Messick called this real-world attribute of tests “consequential validity.”    He proposed that test validity be conceived as a unitary quality comprising both construct validity and consequential validity—both the technical and the ethical-social dimension.   What shall it profit a test if it reaches an accurate conclusion yet injures the social goal it was trying to serve?

Many years ago I experienced the force of Messick’s observation before I knew that he was the source of it.    It was in the early 1980s, and I had published a book on the valid testing of student writing. (The Philosophy of Compsition).   At the time, Messick was the chief scientist at the Educational Testing Service, and under him a definitive study had been conducted to determine the most valid way to measure a person’s writing ability.   Actual scoring of writing samples was notoriously inconsistent, and hence unfair.   Even when graded by specially socialized groups of readers (the current system) there was a good deal of variance in the scoring.

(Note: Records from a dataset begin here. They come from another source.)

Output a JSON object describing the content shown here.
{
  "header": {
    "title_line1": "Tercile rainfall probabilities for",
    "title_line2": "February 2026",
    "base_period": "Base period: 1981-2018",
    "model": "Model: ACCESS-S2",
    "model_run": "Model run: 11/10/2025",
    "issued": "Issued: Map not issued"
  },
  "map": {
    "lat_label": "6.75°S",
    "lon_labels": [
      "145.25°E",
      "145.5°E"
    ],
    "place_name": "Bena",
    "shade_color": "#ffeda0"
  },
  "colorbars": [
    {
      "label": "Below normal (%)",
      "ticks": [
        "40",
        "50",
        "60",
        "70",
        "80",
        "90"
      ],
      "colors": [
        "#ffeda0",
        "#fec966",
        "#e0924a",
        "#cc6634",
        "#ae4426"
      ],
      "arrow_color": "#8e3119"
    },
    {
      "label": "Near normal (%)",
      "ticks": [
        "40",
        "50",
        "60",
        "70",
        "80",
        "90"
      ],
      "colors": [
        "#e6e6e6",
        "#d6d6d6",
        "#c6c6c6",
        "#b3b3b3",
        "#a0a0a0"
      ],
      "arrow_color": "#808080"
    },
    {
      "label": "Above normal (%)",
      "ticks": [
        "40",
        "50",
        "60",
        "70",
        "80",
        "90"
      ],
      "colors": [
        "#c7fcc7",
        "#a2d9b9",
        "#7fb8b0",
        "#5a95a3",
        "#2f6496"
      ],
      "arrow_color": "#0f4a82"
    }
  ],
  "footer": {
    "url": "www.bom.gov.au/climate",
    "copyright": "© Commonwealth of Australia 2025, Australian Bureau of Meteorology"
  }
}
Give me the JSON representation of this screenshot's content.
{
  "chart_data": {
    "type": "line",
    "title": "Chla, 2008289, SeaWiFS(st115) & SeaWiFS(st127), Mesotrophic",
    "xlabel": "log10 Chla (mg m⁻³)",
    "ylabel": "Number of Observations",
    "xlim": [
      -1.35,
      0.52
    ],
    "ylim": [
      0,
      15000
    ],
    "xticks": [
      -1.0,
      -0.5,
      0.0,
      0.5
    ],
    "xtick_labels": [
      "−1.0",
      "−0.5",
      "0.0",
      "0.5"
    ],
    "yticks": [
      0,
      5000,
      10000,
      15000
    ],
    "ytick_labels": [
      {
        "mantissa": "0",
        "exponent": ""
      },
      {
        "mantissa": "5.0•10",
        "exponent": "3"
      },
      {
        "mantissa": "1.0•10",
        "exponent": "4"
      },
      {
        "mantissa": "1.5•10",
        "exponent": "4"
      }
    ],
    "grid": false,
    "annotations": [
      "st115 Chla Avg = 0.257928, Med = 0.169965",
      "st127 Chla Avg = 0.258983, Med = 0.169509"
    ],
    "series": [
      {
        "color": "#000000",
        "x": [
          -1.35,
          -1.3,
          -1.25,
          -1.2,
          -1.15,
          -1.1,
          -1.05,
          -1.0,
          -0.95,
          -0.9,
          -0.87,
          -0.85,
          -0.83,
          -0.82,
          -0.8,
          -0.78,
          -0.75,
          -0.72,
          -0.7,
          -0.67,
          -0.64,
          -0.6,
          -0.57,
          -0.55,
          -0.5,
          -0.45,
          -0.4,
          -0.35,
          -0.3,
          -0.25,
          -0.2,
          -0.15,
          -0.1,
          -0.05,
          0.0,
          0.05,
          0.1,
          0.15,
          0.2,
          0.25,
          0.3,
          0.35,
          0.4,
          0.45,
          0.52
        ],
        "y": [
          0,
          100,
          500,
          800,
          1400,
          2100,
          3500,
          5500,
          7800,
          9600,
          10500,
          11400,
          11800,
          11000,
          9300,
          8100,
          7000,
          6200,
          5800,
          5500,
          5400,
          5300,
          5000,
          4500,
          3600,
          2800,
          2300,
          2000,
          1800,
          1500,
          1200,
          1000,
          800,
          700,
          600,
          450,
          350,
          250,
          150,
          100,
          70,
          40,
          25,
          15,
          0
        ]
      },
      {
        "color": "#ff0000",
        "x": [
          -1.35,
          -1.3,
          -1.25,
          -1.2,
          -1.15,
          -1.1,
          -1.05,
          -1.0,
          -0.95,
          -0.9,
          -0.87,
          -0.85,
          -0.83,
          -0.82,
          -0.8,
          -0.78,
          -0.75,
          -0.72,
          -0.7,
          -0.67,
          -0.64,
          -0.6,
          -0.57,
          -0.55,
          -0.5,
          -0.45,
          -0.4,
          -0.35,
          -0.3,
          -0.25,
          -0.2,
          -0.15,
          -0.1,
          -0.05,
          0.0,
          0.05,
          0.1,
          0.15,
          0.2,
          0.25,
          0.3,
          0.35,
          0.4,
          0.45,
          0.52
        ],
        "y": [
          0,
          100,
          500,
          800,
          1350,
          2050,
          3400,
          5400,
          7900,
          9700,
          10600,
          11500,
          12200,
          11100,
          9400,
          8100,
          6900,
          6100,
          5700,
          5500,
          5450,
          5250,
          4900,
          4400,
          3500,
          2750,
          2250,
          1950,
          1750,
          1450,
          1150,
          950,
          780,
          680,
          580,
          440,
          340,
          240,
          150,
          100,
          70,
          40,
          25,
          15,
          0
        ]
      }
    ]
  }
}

ETS devised a test that probed writing ability less directly and far more reliably.   It consisted of a few multiple-choice items concerned with general vocabulary and editorial acumen.     This test proved to be not only far shorter and cheaper, it was also more reliable and valid.    That is, it better predicted elaborately determined expert judgment of writing ability than did the writing samples.

There was just one trouble with this newly devised test.  Used over time, student writing ability began to decline.   The most plausible explanation was that although the test had construct validity it lacked consequential validity.   It accurately predicted writing skill, but it encouraged classroom activity which diminished writing skill—a perfect illustration of Messick’s insight.

Under his intellectual influence there is now, again, an actual writing sample to be found on the verbal SAT.   The purely indirect test which dispensed with that writing sample had had the unfortunate consequence of reducing the amount of student writing assigned in the schools, and hence reducing the writing abilities of students.  A shame: the earlier test was not just more accurately predictive as an estimate, it was fairer, shorter, and cheaper.  But ETS has made the right decision to value consequential validity above accuracy and elegance.